Both libxml2 and Clam AV came up good for a few bugs each and multiple aliases for free. Some of these aliases were obviously on purpose with names like cl_engine_free, whereas others were more difficult to determine. All three results found in Clam AV were as a result of analysis on an alias function so it is possible that this function has unintended side effects. For libxml2 the bugs were split, two resulting from direct calls to free and two resulting from a call to an alias function. Despite its giggle inducing name, TightVNC showed no bugs and, disappointingly, not even an alias to free. For both libxml2 and Clam AV the false positives were as a result of paths with unsatisfiable conditions.


In the above table I’ve purposely used the term ‘bugs’ instead of ‘vulnerabilities’. The reason for this is the same reason that I’ve now moved on to investigating hybrid dynamic/static implementations. Finding a bug using static analysis of the type I have described gets you a location in a binary where some broken coding idiom occurs. This is useful in its own right and all valid bugs detected during my testing are concrete paths leading to use of a dangling pointer.
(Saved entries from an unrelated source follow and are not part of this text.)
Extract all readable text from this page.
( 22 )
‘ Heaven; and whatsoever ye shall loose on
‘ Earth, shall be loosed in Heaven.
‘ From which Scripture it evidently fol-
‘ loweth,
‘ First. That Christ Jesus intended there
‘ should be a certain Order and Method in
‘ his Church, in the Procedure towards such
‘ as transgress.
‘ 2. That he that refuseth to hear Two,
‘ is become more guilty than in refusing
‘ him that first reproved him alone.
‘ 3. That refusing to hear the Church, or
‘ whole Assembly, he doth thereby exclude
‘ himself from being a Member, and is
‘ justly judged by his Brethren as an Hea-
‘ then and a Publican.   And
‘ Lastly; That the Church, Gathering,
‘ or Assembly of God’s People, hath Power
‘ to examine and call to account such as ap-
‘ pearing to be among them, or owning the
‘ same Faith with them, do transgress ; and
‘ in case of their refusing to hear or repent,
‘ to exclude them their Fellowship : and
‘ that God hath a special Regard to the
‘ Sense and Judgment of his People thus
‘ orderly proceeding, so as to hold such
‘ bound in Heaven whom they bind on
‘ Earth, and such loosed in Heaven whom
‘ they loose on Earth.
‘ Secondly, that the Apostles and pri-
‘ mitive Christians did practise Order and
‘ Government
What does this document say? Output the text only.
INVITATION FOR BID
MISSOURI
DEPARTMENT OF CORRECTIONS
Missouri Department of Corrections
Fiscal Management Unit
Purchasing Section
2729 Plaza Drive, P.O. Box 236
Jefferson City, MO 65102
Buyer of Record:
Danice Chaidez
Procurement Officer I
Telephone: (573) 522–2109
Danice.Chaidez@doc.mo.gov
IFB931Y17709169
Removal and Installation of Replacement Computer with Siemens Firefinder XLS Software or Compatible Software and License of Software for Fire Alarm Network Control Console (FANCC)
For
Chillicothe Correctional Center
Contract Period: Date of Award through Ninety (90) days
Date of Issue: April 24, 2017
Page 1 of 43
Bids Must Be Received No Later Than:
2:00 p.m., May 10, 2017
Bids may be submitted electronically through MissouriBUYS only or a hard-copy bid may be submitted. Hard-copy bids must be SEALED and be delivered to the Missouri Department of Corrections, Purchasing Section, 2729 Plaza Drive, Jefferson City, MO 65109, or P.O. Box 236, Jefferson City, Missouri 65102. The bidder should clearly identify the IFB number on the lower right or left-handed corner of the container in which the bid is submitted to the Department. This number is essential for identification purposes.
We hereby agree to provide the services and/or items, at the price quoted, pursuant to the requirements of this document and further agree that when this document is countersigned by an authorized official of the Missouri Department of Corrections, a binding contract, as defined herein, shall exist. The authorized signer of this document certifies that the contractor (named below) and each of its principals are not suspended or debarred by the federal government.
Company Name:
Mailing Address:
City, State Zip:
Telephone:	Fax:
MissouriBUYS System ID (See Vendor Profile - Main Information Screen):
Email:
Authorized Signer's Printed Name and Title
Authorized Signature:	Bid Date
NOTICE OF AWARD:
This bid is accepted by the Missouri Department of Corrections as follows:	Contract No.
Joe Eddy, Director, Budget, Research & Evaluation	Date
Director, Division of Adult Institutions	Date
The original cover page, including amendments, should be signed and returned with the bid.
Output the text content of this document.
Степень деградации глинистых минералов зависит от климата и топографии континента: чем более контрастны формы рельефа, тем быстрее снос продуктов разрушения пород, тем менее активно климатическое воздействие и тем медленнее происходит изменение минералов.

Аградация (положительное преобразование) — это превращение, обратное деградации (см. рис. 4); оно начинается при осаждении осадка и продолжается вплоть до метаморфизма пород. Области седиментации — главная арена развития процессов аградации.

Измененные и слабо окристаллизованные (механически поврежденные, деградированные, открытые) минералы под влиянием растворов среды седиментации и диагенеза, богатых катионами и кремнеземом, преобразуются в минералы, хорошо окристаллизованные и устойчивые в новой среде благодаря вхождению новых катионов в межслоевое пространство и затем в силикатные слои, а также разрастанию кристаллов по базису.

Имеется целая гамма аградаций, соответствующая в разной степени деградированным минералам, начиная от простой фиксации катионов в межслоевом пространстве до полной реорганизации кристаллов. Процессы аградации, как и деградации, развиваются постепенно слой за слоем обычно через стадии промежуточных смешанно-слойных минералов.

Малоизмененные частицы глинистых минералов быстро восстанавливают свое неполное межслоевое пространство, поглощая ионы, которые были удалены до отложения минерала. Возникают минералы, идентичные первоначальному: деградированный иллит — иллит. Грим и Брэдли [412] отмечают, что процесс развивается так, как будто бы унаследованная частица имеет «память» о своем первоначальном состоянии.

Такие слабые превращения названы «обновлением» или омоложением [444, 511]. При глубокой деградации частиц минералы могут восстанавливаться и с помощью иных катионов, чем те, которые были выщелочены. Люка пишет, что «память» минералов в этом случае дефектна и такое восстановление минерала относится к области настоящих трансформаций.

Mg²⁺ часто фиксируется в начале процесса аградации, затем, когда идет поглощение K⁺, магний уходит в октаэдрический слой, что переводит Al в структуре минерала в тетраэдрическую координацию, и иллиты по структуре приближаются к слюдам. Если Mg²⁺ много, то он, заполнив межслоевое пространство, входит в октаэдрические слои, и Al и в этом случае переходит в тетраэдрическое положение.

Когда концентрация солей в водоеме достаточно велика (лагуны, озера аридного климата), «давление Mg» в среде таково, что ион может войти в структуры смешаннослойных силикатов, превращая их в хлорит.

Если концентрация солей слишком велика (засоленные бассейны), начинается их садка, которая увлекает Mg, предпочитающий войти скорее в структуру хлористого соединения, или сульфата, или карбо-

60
From an offensive point of view we must consider the issue further though. Without more analysis you have no idea how to trigger this code or even if it is triggerable in a malicious fashion. In fact, as soon as you get over the initial rush of ‘oh look, a shiney new bug’ you quickly realise you have a mountain of work to actual exercise that code, let alone craft an exploit. From a defensive point of view none of this really matters, the code is incorrect regardless and should be fixed but from an exploit writers point of view discovering the bug in this fashion merely puts your shoes on. You still have a marthon to run in order to get to an exploit.